Work Text:
Achilles watches as the Seven take the two coffins back to town.
ACHILLES: Look at them. So proud. So sure of their courage. They should have left my brother's body. They've never crossed the River Styx; they've never gone into the underworld and come back. We'll finish our business here. Then we will turn their town into a graveyard.
They ride away.
From Zeke Black's Magnificent 7 Handbook, the transcript of "Achilles"
It'd been a long day, long and hot and tiring. Chris had managed to get back to his 'shack', finally, after a week of playing guard to the remaining members of Achilles' band, the ones who they'd rounded up in the aftermath of the attempted stage coach robbery, and to the damned gold that the government refused to let them put back on a stage unguarded. It had been good enough as a cheap transportation method until Achilles and his band knew about it. Once it had been discovered, though, the Treasury Department, wise men that they were, had decided it was safer to keep it in the town's bank until an Army unit could come and properly escort it.
Leaving Chris and the others unable to leave town or do anything but divide their time between the jail and the bank. He'd never been so happy to see the Army arrive, and he was pretty sure that applied to all his men, even Vin and Ezra.
Today he had finally been free to go back to work on his own place, replacing the walls the Nichols brothers had destroyed in their attempt to kill Hank Connelly. He'd come back to town tonight, though, worried that anyone thinking to rob the bank, having heard the rumor of the gold stored there, might not have heard about the Army's arrival and departure. The town had been calm, even the saloon closing down early, but he hadn't been able to stay asleep, too hot and too restless with leftover worry.
Which was part of why he found himself walking past the cemetery just after four in the morning. Because he thought he saw someone in it, which usually meant trouble.
The person was hiding behind a gravestone, one of the new ones, and Chris' first thought was that it was grave-robber. He had his gun out and was edging up on the area where he'd seen the person, when he heard someone talking. The voice was low and soft, and as he drew closer, he recognized it.
He sighed as he put his gun away, the sound of it sliding into its holster soft but apparently clear. The voice stopped talking and Chris saw the familiar bowler hat turn in the soft light of the moon, and JD's pale face became visible. As was the metal of the barrel of his revolver, glinting in the white light.
"Who the - "
"It's me, JD," Chris said quietly. But he stood still, knowing better than the test the limits of a frightened man's instincts. "Chris Larabee."

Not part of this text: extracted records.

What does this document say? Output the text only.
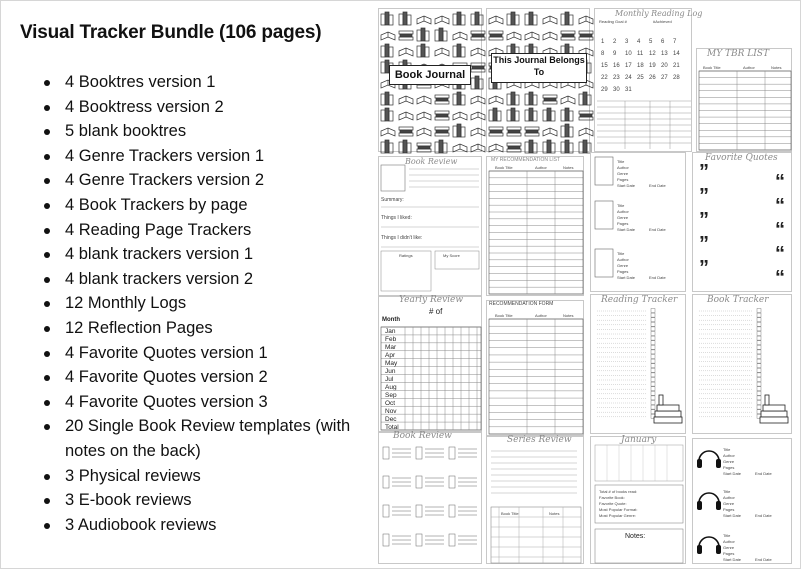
Visual Tracker Bundle (106 pages)
4 Booktres version 1
4 Booktress version 2
5 blank booktres
4 Genre Trackers version 1
4 Genre Trackers version 2
4 Book Trackers by page
4 Reading Page Trackers
4 blank trackers version 1
4 blank trackers version 2
12 Monthly Logs
12 Reflection Pages
4 Favorite Quotes version 1
4 Favorite Quotes version 2
4 Favorite Quotes version 3
20 Single Book Review templates (with notes on the back)
3 Physical reviews
3 E-book reviews
3 Audiobook reviews
Book Journal
This Journal Belongs
To
Monthly Reading Log
Reading Goal #	#Achieved
1 2 3 4 5 6 7
8 9 10 11 12 13 14
15 16 17 18 19 20 21
22 23 24 25 26 27 28
29 30 31
MY TBR LIST
Book Title	Author	Notes
Book Review
Summary:
Things I liked:
Things I didn't like:
Ratings	My Score
MY RECOMMENDATION LIST
Book Title	Author	Notes
Title
Author
Genre
Pages
Start Date	End Date
Title
Author
Genre
Pages
Start Date	End Date
Title
Author
Genre
Pages
Start Date	End Date
Favorite Quotes
”	“
”	“
”	“
”	“
”	“
Yearly Review
# of
Month
Jan
Feb
Mar
Apr
May
Jun
Jul
Aug
Sep
Oct
Nov
Dec
Total
RECOMMENDATION FORM
Book Title	Author	Notes
Reading Tracker	Book Tracker
Book Review	Series Review
Book Title	Notes
January
Total # of books read:
Favorite Book:
Favorite Quote:
Most Popular Format:
Most Popular Genre:
Notes:
Title
Author
Genre
Pages
Start Date	End Date
Title
Author
Genre
Pages
Start Date	End Date
Title
Author
Genre
Pages
Start Date	End Date
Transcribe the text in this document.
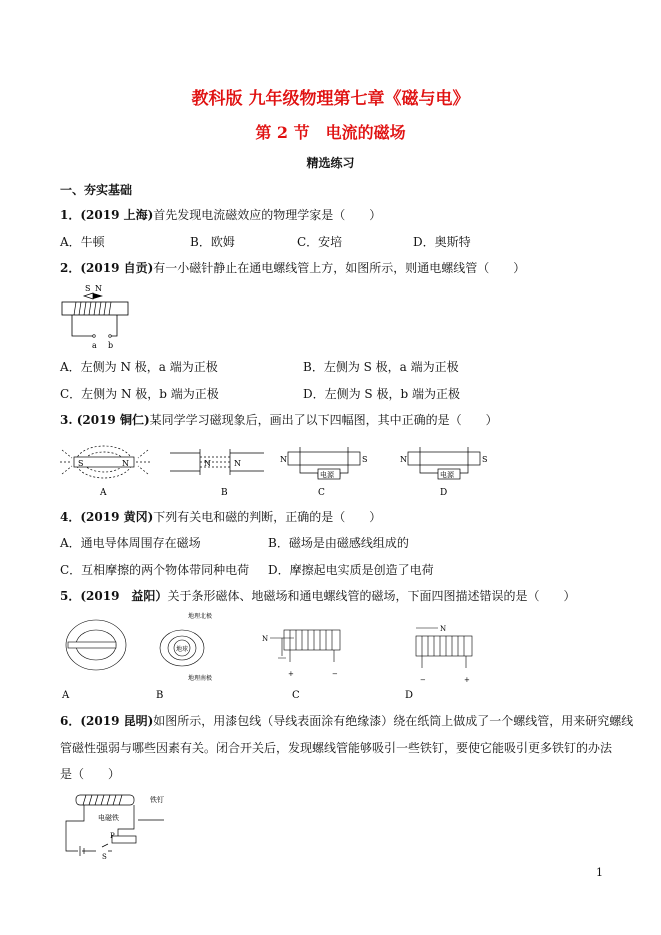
教科版 九年级物理第七章《磁与电》
第 2 节　电流的磁场
精选练习
一、夯实基础
1．(2019 上海)首先发现电流磁效应的物理学家是（　　）
A．牛顿	B．欧姆	C．安培	D．奥斯特
2．(2019 自贡)有一小磁针静止在通电螺线管上方，如图所示，则通电螺线管（　　）
S N
a b
A．左侧为 N 极，a 端为正极	B．左侧为 S 极，a 端为正极
C．左侧为 N 极，b 端为正极	D．左侧为 S 极，b 端为正极
3. (2019 铜仁)某同学学习磁现象后，画出了以下四幅图，其中正确的是（　　）
S	N	N	N	N	S
电源
N	S
电源
A	B	C	D
4．(2019 黄冈)下列有关电和磁的判断，正确的是（　　）
A．通电导体周围存在磁场	B．磁场是由磁感线组成的
C．互相摩擦的两个物体带同种电荷 D．摩擦起电实质是创造了电荷
5．(2019　益阳）关于条形磁体、地磁场和通电螺线管的磁场，下面四图描述错误的是（　　）
地理北极
地理南极
地球
N
+	−
N
−	+
A	B	C	D
6．(2019 昆明)如图所示，用漆包线（导线表面涂有绝缘漆）绕在纸筒上做成了一个螺线管，用来研究螺线
管磁性强弱与哪些因素有关。闭合开关后，发现螺线管能够吸引一些铁钉，要使它能吸引更多铁钉的办法
是（　　）
电磁铁
铁钉
P
S
1
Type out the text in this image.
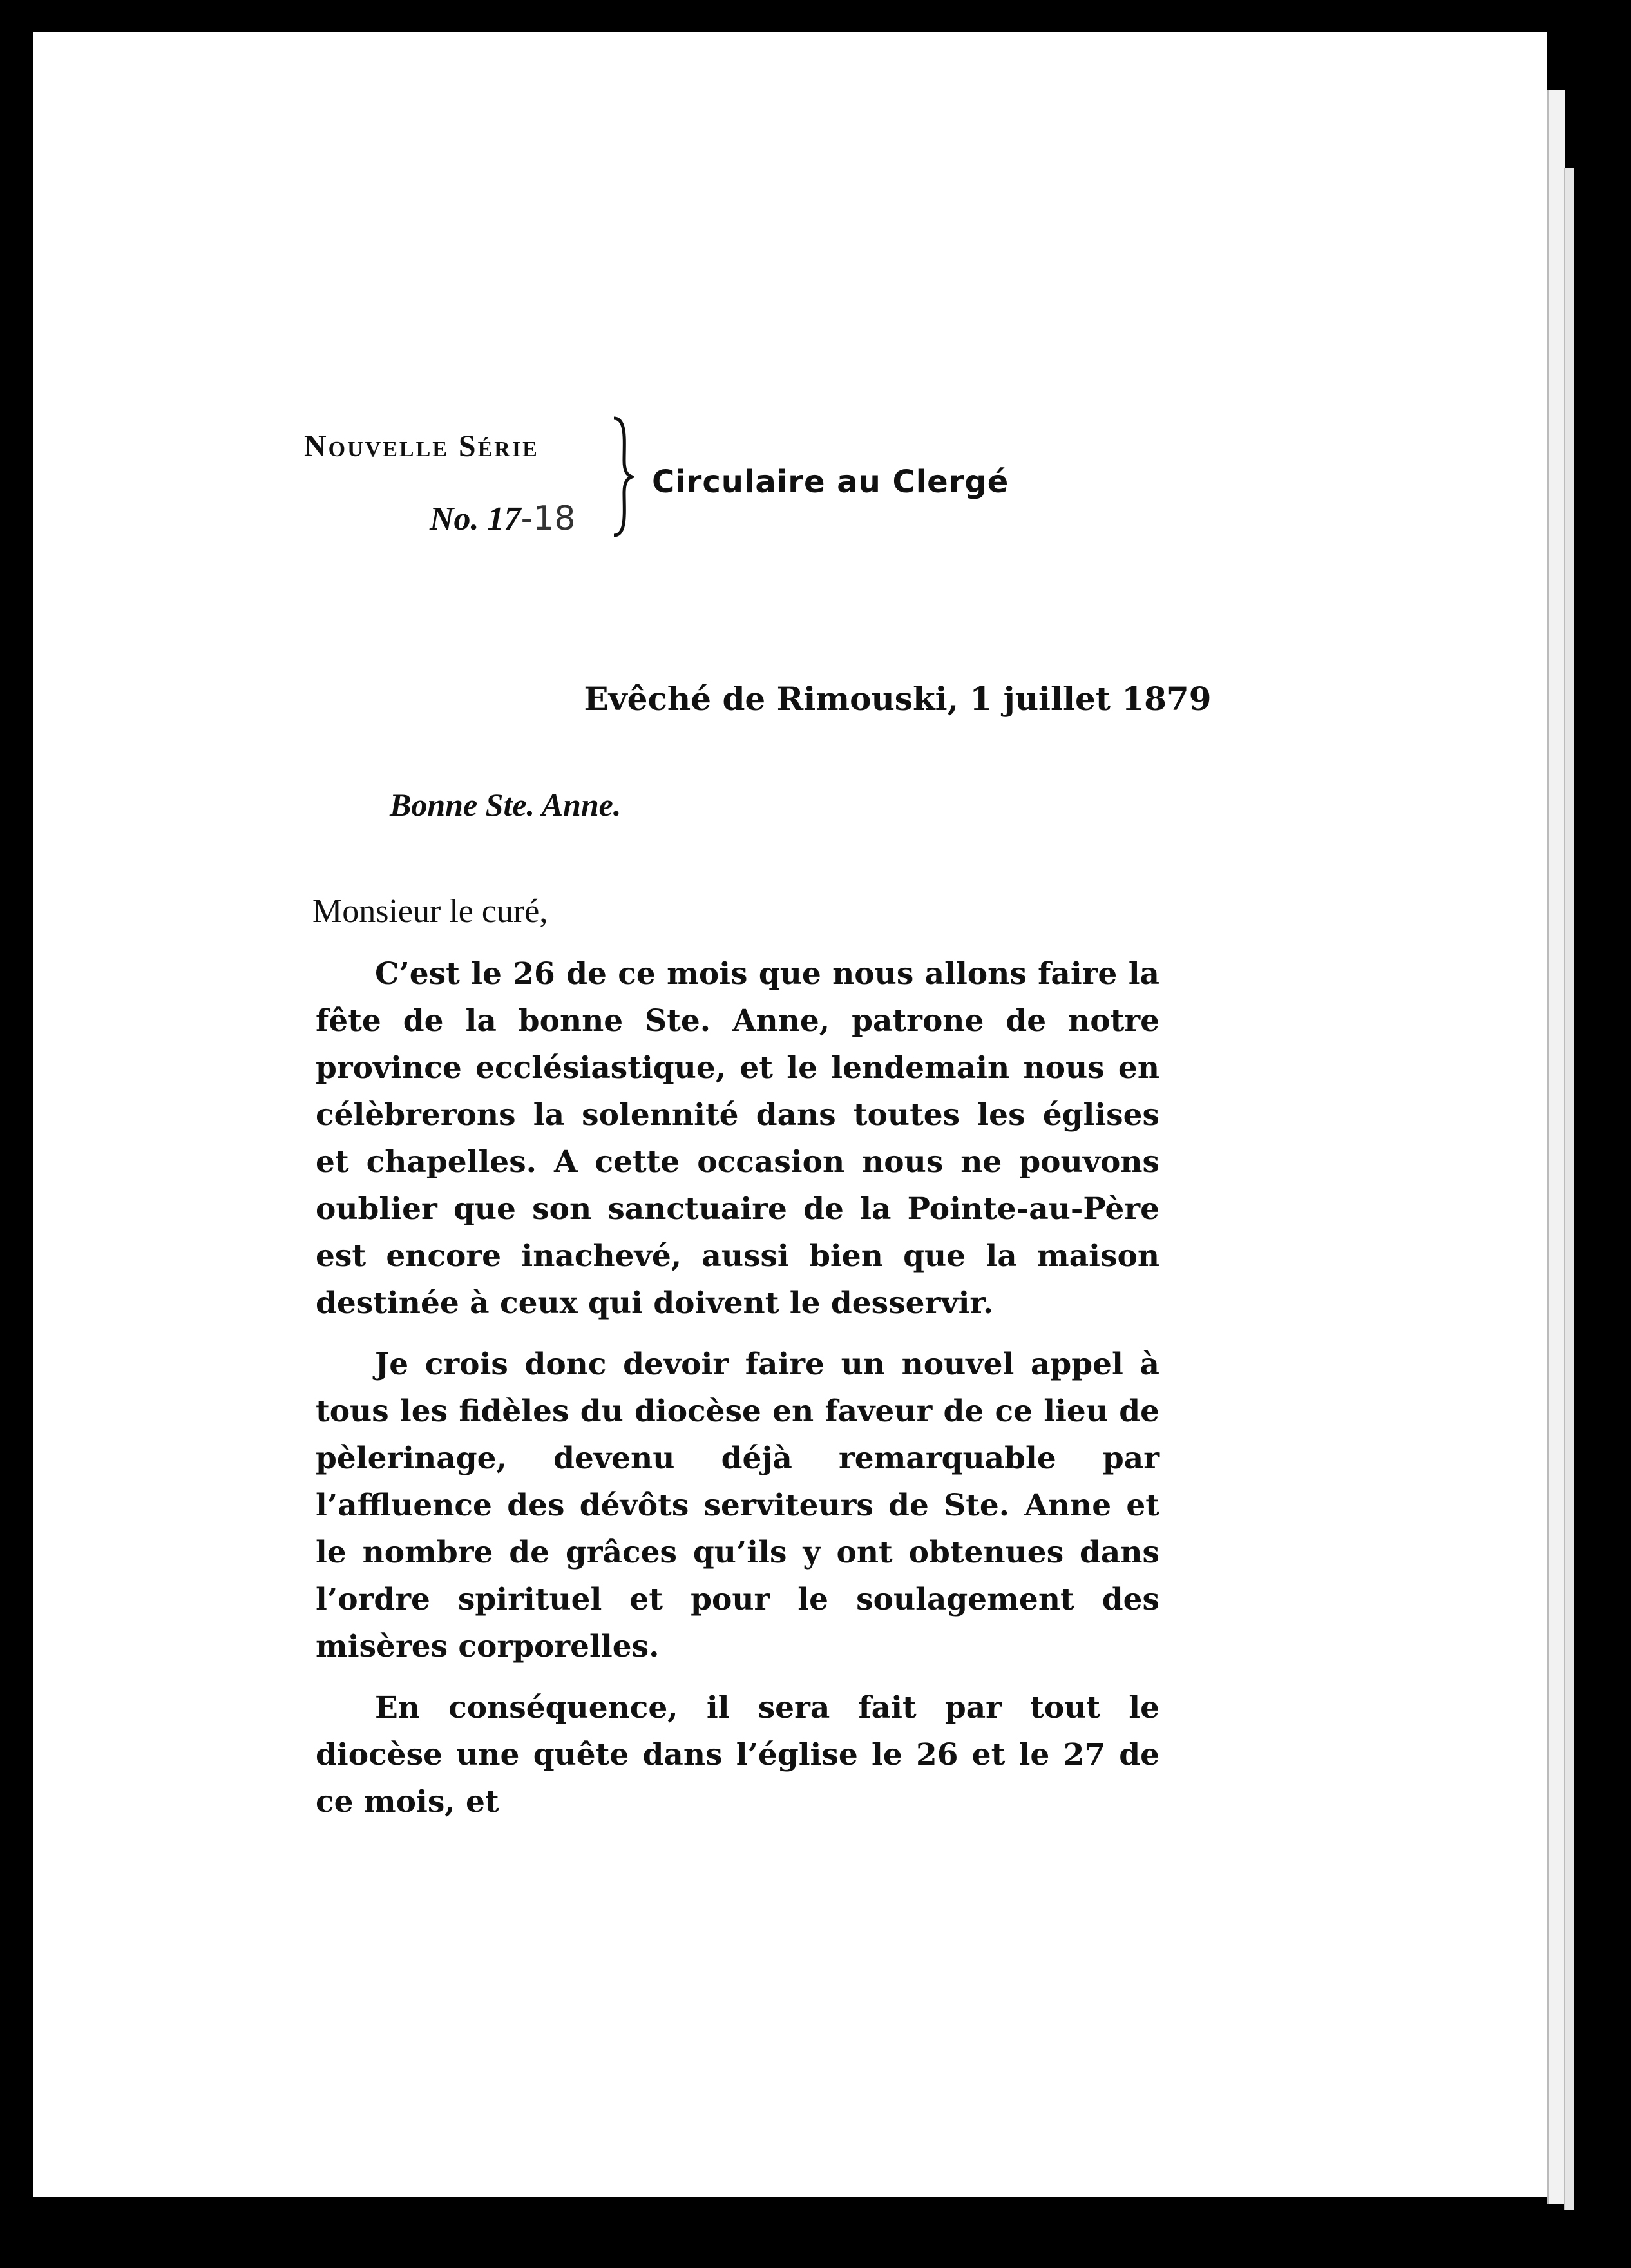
Nouvelle Série
No. 17-18
Circulaire au Clergé
Evêché de Rimouski, 1 juillet 1879
Bonne Ste. Anne.
Monsieur le curé,

C’est le 26 de ce mois que nous allons faire la fête de la bonne Ste. Anne, patrone de notre province ecclésiastique, et le lendemain nous en célèbrerons la solennité dans toutes les églises et chapelles. A cette occasion nous ne pouvons oublier que son sanctuaire de la Pointe-au-Père est encore inachevé, aussi bien que la maison destinée à ceux qui doivent le desservir.

Je crois donc devoir faire un nouvel appel à tous les fidèles du diocèse en faveur de ce lieu de pèlerinage, devenu déjà remarquable par l’affluence des dévôts serviteurs de Ste. Anne et le nombre de grâces qu’ils y ont obtenues dans l’ordre spirituel et pour le soulagement des misères corporelles.

En conséquence, il sera fait par tout le diocèse une quête dans l’église le 26 et le 27 de ce mois, et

"Chris – oh, Chris," JD said. He drew a deep breath, straightening from his crouch. His hand shook a little as he put his gun back in its holster – just one, Chris noticed, and he wondered why JD hadn't pulled them both. "Sorry, I just – I wasn't expecting – after Achilles - "
"Ain't it a bit late to be visiting?" Chris asked, glancing around. It didn't take a lot of effort to figure out that this was the grave of the woman JD had accidentally killed during the bank robbery. Which then didn't take a lot of effort to figure out why JD was here.
JD swallowed, the sound audible in the stillness of the night. "I – I couldn't sleep," JD said. "I had this dream about her – about Annie, and I – I couldn't go back to sleep." He turned away, back toward the grave.
Chris watched JD take his hat off and crouch back down next to the grave. He didn't talk, but Chris suspected that that was because he was still here.
He turned, thinking to leave, but as he did, JD said, "What I did on that stagecoach don't make up for killing her," he said softly. "Nothing can ever make up for that, can it. Her kids are gonna grow up without their ma, just like Buck, and Vin, and Nathan did. I might be better than Mr. Jackson, the man that – well, did what he did to Nathan's ma, and I might be better than the man that killed Buck's ma, but I'm still a killer, I still took someone's ma away from them." He reached out with one hand, smoothing the dirt on the grave. "You ever kill a woman, Chris?"
Chris stared at JD, then he looked past him at the tombstones around them. He thought about the question, thought about tombstones and crosses and smell of smoke and ashes.
"Yeah," he said, the word catching in his throat and again on his tongue, as if the burning air was back in his lungs, eating away his heart all over again.
"Achilles said that it doesn't make any difference, that killing a woman ain't no different from killing a man. I've tried to think about it that way, but – but I can't. It is different." He smoothed the ground again, then said more softly, "It is different."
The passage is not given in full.